Um so irritierender war für mich vor ein paar Tagen der Kommentar eines SPON-Redakteurs zum Thema Mats Hummels und die angeblich falschen Schlüsse, die wir Fußballfans aus diesem möglichen Transfer in der Sommerpause ziehen, vorallem in Bezug auf die 50+1 Regel.
Ein Wechsel von Mats Hummels vom BVB zum FCB interessiert den gemeinen Fußballfan außerhalb von Dortmund und München wohl so viel, wie wenn der berühmte Sack Reis in China umfällt.

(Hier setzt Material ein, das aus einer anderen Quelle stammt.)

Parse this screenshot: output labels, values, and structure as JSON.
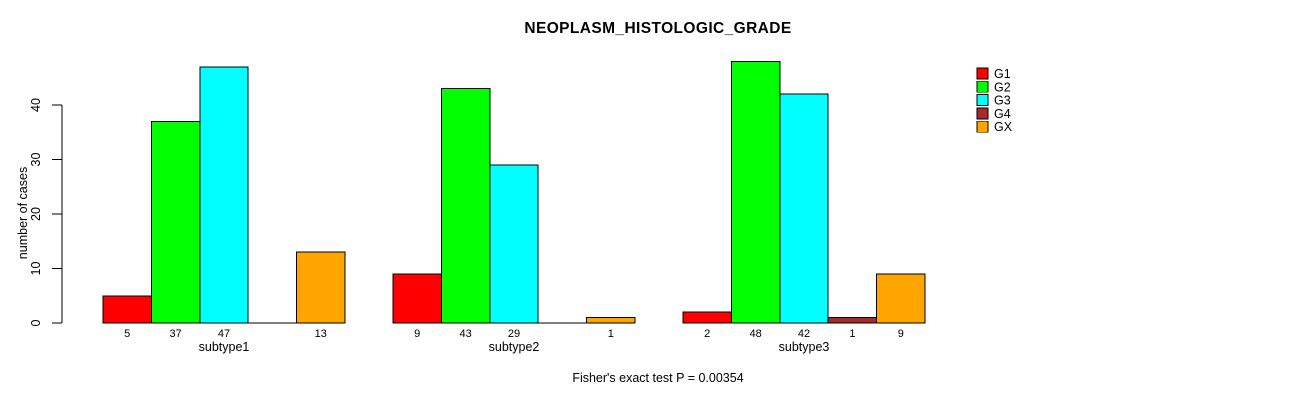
{
  "chart_data": {
    "type": "bar",
    "title": "NEOPLASM_HISTOLOGIC_GRADE",
    "xlabel": "",
    "ylabel": "number of cases",
    "ylim": [
      0,
      40
    ],
    "yticks": [
      0,
      10,
      20,
      30,
      40
    ],
    "grid": false,
    "legend_position": "right",
    "categories": [
      "subtype1",
      "subtype2",
      "subtype3"
    ],
    "series": [
      {
        "name": "G1",
        "color": "#ff0000",
        "values": [
          5,
          9,
          2
        ]
      },
      {
        "name": "G2",
        "color": "#00ff00",
        "values": [
          37,
          43,
          48
        ]
      },
      {
        "name": "G3",
        "color": "#00ffff",
        "values": [
          47,
          29,
          42
        ]
      },
      {
        "name": "G4",
        "color": "#a52a2a",
        "values": [
          0,
          0,
          1
        ]
      },
      {
        "name": "GX",
        "color": "#ffa500",
        "values": [
          13,
          1,
          9
        ]
      }
    ],
    "bar_value_labels": {
      "subtype1": [
        5,
        37,
        47,
        null,
        13
      ],
      "subtype2": [
        9,
        43,
        29,
        null,
        1
      ],
      "subtype3": [
        2,
        48,
        42,
        1,
        9
      ]
    },
    "annotation": "Fisher's exact test P = 0.00354",
    "axis_color": "#000000",
    "bar_border_color": "#000000",
    "background_color": "#ffffff"
  }
}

Denn den Fan an sich gibt es ja ohnehin nicht. Ein Ultra, der seinem Verein 365 Tage im Jahr hinterher reist und ein Zuschauer, der abends den Fernseher anschaltet oder samstags die Sportschau guckt, eint vielleicht, dass man sich 90 Minuten dasselbe Spiel anschaut, aber sonst? Nein, es geht nicht um die Besser-Fan-Diskussion, sondern darum, dass es auch innerhalb der Fußballinteressierten verschiedene Gruppen gibt und man vielleicht nicht jede dieser Gruppen als „Fan“ bezeichnen kann. Denn welcher „Fan“ kann schon die folgenden Thesen unterschreiben, die der Redakteur aufstellte?
„Die Bundesliga sei dabei, den Wettbewerb abzuschaffen.“
Wen interessierte gestern Mittag als Fan vor dem 33. Spieltag, wenn er nicht zum BVB oder zum FCB hält, wer Deutscher Meister wird, wenn er mit dem VfB, der SGE, Werder, den Lilien oder auch Mainz 05 sympathisiert? Man ist als Fan auf seinen Verein fokussiert und wieviel geiler ist es eigentlich im Stadion der Bayern am Ende einen Auswärtssieg gegen die „Über-Bayern“ zu feiern, als gegen einen FCB auf Augenhöhe?
„Die 50+1 Regel schützt den FC Bayern vor echter Konkurrenz.“
Ob unser Verein von einem Scheich als Sandkastenspielzeug betrachtet wird oder wir als Vereinsmitglieder zumindest bei den eingetragenen Erstligavereinen in Stuttgart, auf Schalke, in Darmstadt und Mainz ein Mitspracherecht haben, ist für viele Fans Basis dafür, sich mit einem Verein zu identifizieren. Dass die Bayern finanziell den anderen Vereinen überlegen sind, stimmt, aber dafür Investoren, die auf Gewinnmaximierung aus sind, und denen der Fußball an sich am Bobbes vorbei geht, ins Boot zu holen, ist nicht unbedingt das, was sich Fans wirklich wünschen, nur damit die zwei jährlichen Spiele gegen die Bayern auf Augenhöhe stattfinden können.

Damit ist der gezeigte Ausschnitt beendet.